Last week, Mormon president and Prophet Thomas Monson issued a letter to followers around the globe, instructing the faithful to only baptize direct ancestors. The letter included a warning about possible disciplinary action and was to be read in every Mormon congregation Sunday.

"Abuse of the system will result in the permanent loss of database access," said spokesman Purdy in the latest announcement. A vast genealogical database, with millions of names, is used to select deceased souls for baptism.

Mormons believe the rite offers eternal salvation to those who did not have the opportunity to embrace the Mormon religion during their lives. The posthumous baptisms are among the most sacred practices in the faith and Mormons believe they have no effect if the deceased souls reject them.

The new restrictions also happen to keep watchdogs from searching church baptism records and exposing controversial baptisms that Mormon leaders have promised to block since 1995.

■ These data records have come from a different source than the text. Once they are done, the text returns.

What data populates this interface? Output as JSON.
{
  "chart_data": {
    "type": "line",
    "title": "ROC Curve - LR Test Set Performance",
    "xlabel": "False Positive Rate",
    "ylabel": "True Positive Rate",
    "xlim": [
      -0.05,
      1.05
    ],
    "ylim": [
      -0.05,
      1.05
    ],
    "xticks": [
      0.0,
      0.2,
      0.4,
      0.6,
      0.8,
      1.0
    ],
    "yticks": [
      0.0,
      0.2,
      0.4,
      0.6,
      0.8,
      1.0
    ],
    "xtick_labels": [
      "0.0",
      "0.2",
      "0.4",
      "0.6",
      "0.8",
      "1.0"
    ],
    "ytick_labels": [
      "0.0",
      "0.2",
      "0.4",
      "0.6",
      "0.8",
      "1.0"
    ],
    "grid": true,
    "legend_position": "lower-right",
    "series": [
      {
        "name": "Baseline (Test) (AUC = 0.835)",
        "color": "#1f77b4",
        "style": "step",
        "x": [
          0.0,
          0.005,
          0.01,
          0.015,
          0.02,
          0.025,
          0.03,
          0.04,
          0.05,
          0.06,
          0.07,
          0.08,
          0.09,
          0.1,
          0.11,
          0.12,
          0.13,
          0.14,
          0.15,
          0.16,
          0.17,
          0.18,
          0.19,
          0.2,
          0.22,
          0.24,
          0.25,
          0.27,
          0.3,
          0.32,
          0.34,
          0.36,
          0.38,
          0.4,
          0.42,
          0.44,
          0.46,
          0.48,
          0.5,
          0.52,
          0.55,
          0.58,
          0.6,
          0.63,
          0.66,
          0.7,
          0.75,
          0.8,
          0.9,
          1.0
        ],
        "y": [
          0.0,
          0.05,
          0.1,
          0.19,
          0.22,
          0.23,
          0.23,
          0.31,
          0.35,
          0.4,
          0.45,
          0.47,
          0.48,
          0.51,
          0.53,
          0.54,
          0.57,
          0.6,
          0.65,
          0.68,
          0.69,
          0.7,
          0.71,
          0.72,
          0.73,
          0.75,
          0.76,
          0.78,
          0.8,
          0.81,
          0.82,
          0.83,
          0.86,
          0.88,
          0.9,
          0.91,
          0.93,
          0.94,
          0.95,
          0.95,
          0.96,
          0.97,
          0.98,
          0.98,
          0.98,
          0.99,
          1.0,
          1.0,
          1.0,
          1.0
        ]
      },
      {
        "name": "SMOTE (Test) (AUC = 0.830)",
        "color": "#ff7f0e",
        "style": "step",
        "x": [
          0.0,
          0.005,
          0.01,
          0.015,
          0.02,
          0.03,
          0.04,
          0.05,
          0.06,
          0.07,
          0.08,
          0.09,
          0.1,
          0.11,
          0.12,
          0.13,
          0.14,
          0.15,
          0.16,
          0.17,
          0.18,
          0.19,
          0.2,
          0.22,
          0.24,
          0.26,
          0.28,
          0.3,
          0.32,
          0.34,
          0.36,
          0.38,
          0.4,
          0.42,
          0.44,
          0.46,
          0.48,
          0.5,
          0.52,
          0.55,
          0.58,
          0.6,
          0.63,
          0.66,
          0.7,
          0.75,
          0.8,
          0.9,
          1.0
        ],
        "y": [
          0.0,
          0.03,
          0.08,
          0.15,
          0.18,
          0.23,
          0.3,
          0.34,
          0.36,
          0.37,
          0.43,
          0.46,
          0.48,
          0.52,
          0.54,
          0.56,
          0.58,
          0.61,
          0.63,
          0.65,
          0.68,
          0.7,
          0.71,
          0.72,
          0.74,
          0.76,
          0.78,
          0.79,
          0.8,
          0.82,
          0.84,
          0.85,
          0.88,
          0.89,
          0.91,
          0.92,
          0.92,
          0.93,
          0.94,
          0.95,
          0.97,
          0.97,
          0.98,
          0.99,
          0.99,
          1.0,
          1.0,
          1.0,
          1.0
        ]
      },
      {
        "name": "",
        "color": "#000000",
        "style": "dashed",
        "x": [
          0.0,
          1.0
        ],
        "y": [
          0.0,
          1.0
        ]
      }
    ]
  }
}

"I have been effectively stopped," says excommunicated Mormon Helen Radkey in a story in the Salt Lake Tribune. Radkey had located in Mormon baptism records the names of Mahatma Gandhi, Holocaust victim Anne Frank, relatives of Jewish activists Elie Wiesel and Simon Wiesenthal, assassinated Wall Street Journal reporter Daniel Pearl and other prominent Jews and celebrities. She is often the source of news stories about controversial Mormon baptisms.

"Obviously, they have been very concerned about the data that has been coming out" Radkey told the Tribune and responded "of course" when reporter Derek Jensen asked is she was being targeted by the church action.

"It is ironic for someone to claim they are being targeted by the measures we have taken to prevent unauthorized submissions for baptism," responded Mormon spokesman Purdy. "We are doing exactly what we have been asked to do and what we said we would do—denying access to names that should not be submitted because they are against our policy."

But Purdy acknowledges that system may be blocking access by Radkey and says she has no official account for access to the records.

"If she, or anyone else, is misusing a Church member's identity to search for Holocaust names, then the system is set up to block those kinds of activities," Purdy says.

Jewish leaders began objecting to the baptisms to Holocaust victims in 1992. Several meetings with Mormon officials in the two decades since resulted in promises to stop the practice but it has persisted.